We are only human and that means we are prone to making mistakes. In fact, it is this inclination to messing up that humbles us.
However, there comes a day when you mess up so bad that there is almost no redemption for you. There are mistakes that cannot be explained away by conjuring up any excuse whatsoever. Such a day came for me recently.
I applied for a job in a reputable company, where they needed a worker with my exact skillset. This was one of those job openings that are posted just for you; where you not only have the right skills but also the right experience. Naturally, I applied with a lot of confidence. But there was a small anomaly.
If you have applied for jobs recently, which almost happens entirely online these days, you must have realised that most companies do not ask for your academic papers upfront. They only ask for your cover letter and CV and only ask you to present your academic papers during the interview. This was different. The company asked for my CV and my academic papers to be sent together with the job application.
I wrote one of the best cover letters I have probably ever written, I dusted my papers that I had barely touched in five years, updated my CV and sent in my application.
The moment I clicked the ‘send’ button on my email, I had screwed up and sealed my fate – only, I had no idea. I had just appended a fake document that I kept from an investigative story I did for this newspaper in 2018. The article explored how people fake documents and academic papers at Nasser Road in Kampala, complete with proof. It was titled ‘The scourge of fake academic papers’.
During my investigation, I had quickly found out that one could pay for any academic paper they wished to have and to prove it, I had decided to get as ridiculous as I possibly could. I had ordered for a master’s degree in medicine and in less than two hours, I had received my transcript, complete with a Makerere University seal and stamp. Impressive, right?
Now, prudence would have one destroy such documents after the article was published. But me, I decided to keep these fake documents I did not need in the same drawer where I keep my other documents.
Fast forward to this year, I sent out this fake transcript together with my CV, applying for a communications job. I can only imagine how shocked or confused the panel was on receiving a job application from a medical doctor, seeking a low-level communications job. I have a feeling they could tell the inconsistency between my CV and my ‘academic papers’ but they decided to play along.

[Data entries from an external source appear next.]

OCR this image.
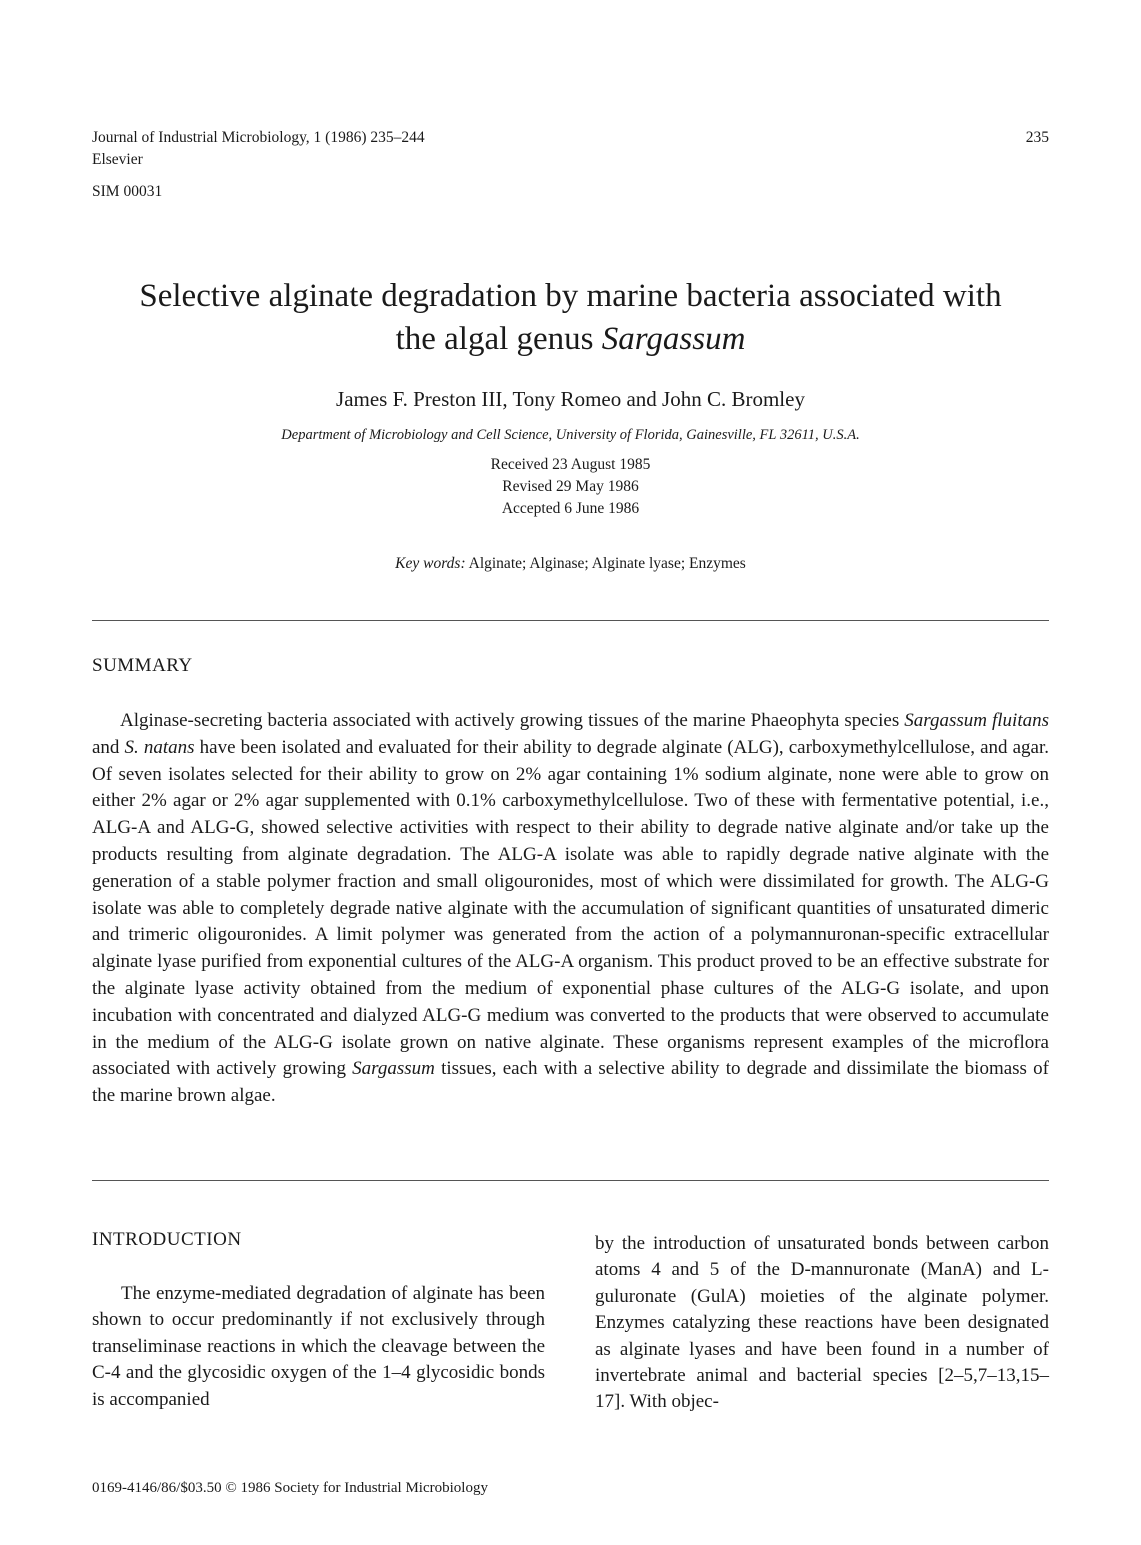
Journal of Industrial Microbiology, 1 (1986) 235–244
Elsevier
SIM 00031
235
Selective alginate degradation by marine bacteria associated with
the algal genus Sargassum
James F. Preston III, Tony Romeo and John C. Bromley
Department of Microbiology and Cell Science, University of Florida, Gainesville, FL 32611, U.S.A.
Received 23 August 1985
Revised 29 May 1986
Accepted 6 June 1986
Key words: Alginate; Alginase; Alginate lyase; Enzymes
SUMMARY

Alginase-secreting bacteria associated with actively growing tissues of the marine Phaeophyta species Sargassum fluitans and S. natans have been isolated and evaluated for their ability to degrade alginate (ALG), carboxymethylcellulose, and agar. Of seven isolates selected for their ability to grow on 2% agar containing 1% sodium alginate, none were able to grow on either 2% agar or 2% agar supplemented with 0.1% carboxymethylcellulose. Two of these with fermentative potential, i.e., ALG-A and ALG-G, showed selective activities with respect to their ability to degrade native alginate and/or take up the products resulting from alginate degradation. The ALG-A isolate was able to rapidly degrade native alginate with the generation of a stable polymer fraction and small oligouronides, most of which were dissimilated for growth. The ALG-G isolate was able to completely degrade native alginate with the accumulation of significant quantities of unsaturated dimeric and trimeric oligouronides. A limit polymer was generated from the action of a polymannuronan-specific extracellular alginate lyase purified from exponential cultures of the ALG-A organism. This product proved to be an effective substrate for the alginate lyase activity obtained from the medium of exponential phase cultures of the ALG-G isolate, and upon incubation with concentrated and dialyzed ALG-G medium was converted to the products that were observed to accumulate in the medium of the ALG-G isolate grown on native alginate. These organisms represent examples of the microflora associated with actively growing Sargassum tissues, each with a selective ability to degrade and dissimilate the biomass of the marine brown algae.

INTRODUCTION

The enzyme-mediated degradation of alginate has been shown to occur predominantly if not exclusively through transeliminase reactions in which the cleavage between the C-4 and the glycosidic oxygen of the 1–4 glycosidic bonds is accompanied

by the introduction of unsaturated bonds between carbon atoms 4 and 5 of the D-mannuronate (ManA) and L-guluronate (GulA) moieties of the alginate polymer. Enzymes catalyzing these reactions have been designated as alginate lyases and have been found in a number of invertebrate animal and bacterial species [2–5,7–13,15–17]. With objec-

0169-4146/86/$03.50 © 1986 Society for Industrial Microbiology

Fast forward to the day of the interview, I enter the boardroom, and the first question after the introductions is to talk about my academic history and work experience.
Off I go firing, trying to impress them with all the great communication work I have done and how I would be a great fit for the job at hand. I should probably let you know that it is at this point that I sensed that something was off. Thinking about it now, I just burst out laughing in self-loathing.
As I talked about my experience and how eligible I was for the job, I caught two or three yawns from the team and weird grins. Which is why I cut the mambo jumbo short to allow a second question.
“Please talk about your master’s degree in medicine,” a panelist said.
My mind froze. I had no idea what was happening. It was not possible. I can only imagine the expression the team saw on my face in those milliseconds. I just could not wrap my head around what was happening.
I had to get hold of the paper and look at it myself to believe it. It then dawned on me that I had attached a fake transcript to my CV. It was my picture and my name on the transcript. I had completely forgotten about the fake transcript I bought from Nasser Road five years ago.
As expected, the interview ended there. I had made a fool of myself quite spectacularly. I was embarrassed!
One thought though; what does that say about Nasser road papers? Your guess is as good as mine.